Плохим укрытием оказался этот забор. Когда, перемахнув через него, Федор Иванович, полный тоскливого предчувствия, выбежал к огороду, он увидел знакомую специалисту-картофелеводу картину. Весь огород изменил цвет. Четыре дня назад это был чистый, откровенно зеленый широкий лоскут, равномерно обсыпанный белыми цветочками, и все растения стояли, тянули руки вверх. Этой ночью, за минуту до восхода солнца, огород был такой же голубовато-серый, как и картошка на поле совхоза. А сейчас, когда иней растаял, вся ботва поникла, уронила «уши», и эти почти черные «уши» слегка просвечивали, как восковые. В них уже шли необратимые процессы, начало которым кладется в один миг. Федор Иванович уже видел этот миг, остановленный и закрепленный на кинопленке — когда хромосомы, попав в условия, непригодные для жизни, начинают распадаться.

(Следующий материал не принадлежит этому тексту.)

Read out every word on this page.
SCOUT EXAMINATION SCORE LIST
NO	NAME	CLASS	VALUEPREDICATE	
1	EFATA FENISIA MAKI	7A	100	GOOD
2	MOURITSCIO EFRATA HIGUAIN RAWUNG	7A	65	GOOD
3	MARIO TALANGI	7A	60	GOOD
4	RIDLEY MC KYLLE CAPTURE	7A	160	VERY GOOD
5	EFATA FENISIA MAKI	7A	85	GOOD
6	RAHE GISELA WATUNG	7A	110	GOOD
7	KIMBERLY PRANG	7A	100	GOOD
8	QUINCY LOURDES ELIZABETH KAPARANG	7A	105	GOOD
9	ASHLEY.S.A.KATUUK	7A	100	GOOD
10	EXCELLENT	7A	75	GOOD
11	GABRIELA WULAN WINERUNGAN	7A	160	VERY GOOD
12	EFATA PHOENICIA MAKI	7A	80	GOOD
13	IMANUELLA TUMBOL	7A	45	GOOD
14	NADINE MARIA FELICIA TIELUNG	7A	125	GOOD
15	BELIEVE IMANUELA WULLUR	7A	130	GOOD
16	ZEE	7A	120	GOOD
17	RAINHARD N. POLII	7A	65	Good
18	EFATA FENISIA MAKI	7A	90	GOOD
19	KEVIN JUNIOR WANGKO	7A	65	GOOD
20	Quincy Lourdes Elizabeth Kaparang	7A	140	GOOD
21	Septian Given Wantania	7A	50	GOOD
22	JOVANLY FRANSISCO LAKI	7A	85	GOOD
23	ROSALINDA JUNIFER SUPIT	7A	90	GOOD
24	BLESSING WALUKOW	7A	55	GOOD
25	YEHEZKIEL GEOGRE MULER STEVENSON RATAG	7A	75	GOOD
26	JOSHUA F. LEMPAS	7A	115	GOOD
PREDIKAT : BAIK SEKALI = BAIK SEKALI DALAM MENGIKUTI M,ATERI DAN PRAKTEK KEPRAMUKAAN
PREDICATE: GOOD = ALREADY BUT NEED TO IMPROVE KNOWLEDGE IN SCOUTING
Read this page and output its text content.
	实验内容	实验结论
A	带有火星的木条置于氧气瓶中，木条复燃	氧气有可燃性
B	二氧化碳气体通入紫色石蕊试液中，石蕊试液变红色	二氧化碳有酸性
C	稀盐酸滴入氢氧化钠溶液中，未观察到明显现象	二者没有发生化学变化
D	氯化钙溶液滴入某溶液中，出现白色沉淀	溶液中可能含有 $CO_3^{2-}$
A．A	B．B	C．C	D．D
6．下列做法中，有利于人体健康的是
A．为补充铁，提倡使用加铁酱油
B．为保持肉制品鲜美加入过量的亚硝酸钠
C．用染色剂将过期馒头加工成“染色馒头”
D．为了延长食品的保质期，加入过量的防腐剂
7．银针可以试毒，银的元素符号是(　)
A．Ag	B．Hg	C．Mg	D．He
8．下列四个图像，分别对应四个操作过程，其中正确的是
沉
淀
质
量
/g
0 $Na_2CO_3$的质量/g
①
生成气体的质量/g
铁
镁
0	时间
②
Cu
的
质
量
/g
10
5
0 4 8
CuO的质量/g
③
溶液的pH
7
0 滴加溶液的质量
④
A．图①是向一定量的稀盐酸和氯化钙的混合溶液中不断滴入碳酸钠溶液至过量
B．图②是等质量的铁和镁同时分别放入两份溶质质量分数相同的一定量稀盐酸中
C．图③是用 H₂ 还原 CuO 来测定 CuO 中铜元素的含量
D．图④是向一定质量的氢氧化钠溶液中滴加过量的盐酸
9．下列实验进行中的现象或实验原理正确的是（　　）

Смерть провела здесь свою черту. И Федор Иванович, который по его специальности и по его особенной детской впечатлительности был более чем иные способен вникнуть в ужасающую суть этого явления и который по тем же основаниям ярче иных стремился к жизни и берег жизнь, — наш Федор Иванович сидел на корточках перед мертвыми картофельными кустами и осторожно трогал их мертвые «уши», сливался с постигшей этот уголок природы бедой.
Это были мгновения высшей деятельности духа, и потому, как иногда с ним случалось, он совсем не чувствовал себя и не видел ничего из того, что входило в состав его телесного бытия. Даже своих рук, перебиравших мертвые листы. Он был глубоко в нижней колбе своих песочных часов, в своей закрытой для всех бесконечности. А вокруг него — во внешнем мире — собрались другие сущности, тоже бестелесные, их оболочка была здесь не нужна. И если Саул был прост и виден до конца, хотя себе казался очень сложной штучкой; если Краснов был для Федора Ивановича открыт почти весь, а неясным оставался только в тех своих проявлениях, шевелить которые не хотелось, чтобы нечаянно не наткнуться на слишком простые ясности, которые мы обходим стороной даже в мыслях; если об остальных сущностях, толпившихся поодаль, даже и думать было лень — они не стремились распознать Федора Ивановича, пока их не заставляли, были довольны доставшимся им куском, сиидели, как кролики в клетках...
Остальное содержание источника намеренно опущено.